Comment by DC is my Manhattan

It’s not that I’m avoiding the office, I think it’s the universe karmically protecting you from the clutches of my abduction van.

Comment by Poem

I WOULD have worn the shirt IF some “friends” had come to the focuspoint show in Bellingham.

“…the genius behind the t-shirt [was that he] wasn’t sure what size i am now since i’ve surely gained weight since he last saw me.”

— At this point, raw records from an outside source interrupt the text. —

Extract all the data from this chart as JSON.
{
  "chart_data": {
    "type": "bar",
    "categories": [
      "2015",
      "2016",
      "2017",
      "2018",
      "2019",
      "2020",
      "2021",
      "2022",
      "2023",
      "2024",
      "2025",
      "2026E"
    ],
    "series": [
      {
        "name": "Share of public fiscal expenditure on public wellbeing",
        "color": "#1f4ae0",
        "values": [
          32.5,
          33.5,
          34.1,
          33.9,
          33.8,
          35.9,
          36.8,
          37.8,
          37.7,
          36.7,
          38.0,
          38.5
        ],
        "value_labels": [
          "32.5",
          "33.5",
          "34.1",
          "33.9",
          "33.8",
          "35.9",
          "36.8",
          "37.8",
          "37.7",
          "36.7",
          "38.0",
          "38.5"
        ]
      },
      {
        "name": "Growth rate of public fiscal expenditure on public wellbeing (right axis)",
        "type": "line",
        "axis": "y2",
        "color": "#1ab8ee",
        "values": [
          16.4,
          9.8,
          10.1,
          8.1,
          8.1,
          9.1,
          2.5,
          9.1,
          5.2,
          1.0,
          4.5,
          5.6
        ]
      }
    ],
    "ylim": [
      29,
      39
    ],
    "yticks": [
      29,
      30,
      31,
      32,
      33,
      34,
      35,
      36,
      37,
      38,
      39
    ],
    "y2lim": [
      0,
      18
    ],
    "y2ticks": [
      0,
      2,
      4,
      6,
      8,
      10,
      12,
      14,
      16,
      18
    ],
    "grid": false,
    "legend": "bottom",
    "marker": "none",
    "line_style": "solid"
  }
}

That made me laugh, in the “laughing with you” way, not the “laughing at you” way.

Comment by Paolo

i went to that shecky’s event! i was not too impressed but the mangotini’s? Those were incredible and i probably threw back like…six before i was like “okay these girls are going to think i’m a boozehound…”

and when was your birthday?! I just celebrated my quarterlife on the 12th of april. I’m still celebrating though cause i got stood up by my former roommates, and had a big falling out with a friend of mine the day before. I want to redo that celebration sometime soon…yeahhhh.

Comment by legallyheidi

Pithy, I think you’re actually next on the list to receive a shirt.

Poemy, maybe i wanna see the inside of your van. Ever think of that, hmmmmm?

P, I WOULD have come to the show if i hadn’t been drinking pitchers of beer and kicking ass at bowling. Plus, I don’t think the biggest shirt would’ve fit you. (laughing WITH you, my dear, WITH you.)

Speaking of beer, Heidi, boozehounds are my favorite type of hounds! The painful 2-5 mark was April 3, when I was met with rounds of birthday wishes revolving around the common theme of “does this mean you’re finally going to grow up and act your age?” … ahhhhhhh, late 20s. Sooo looking forward to you.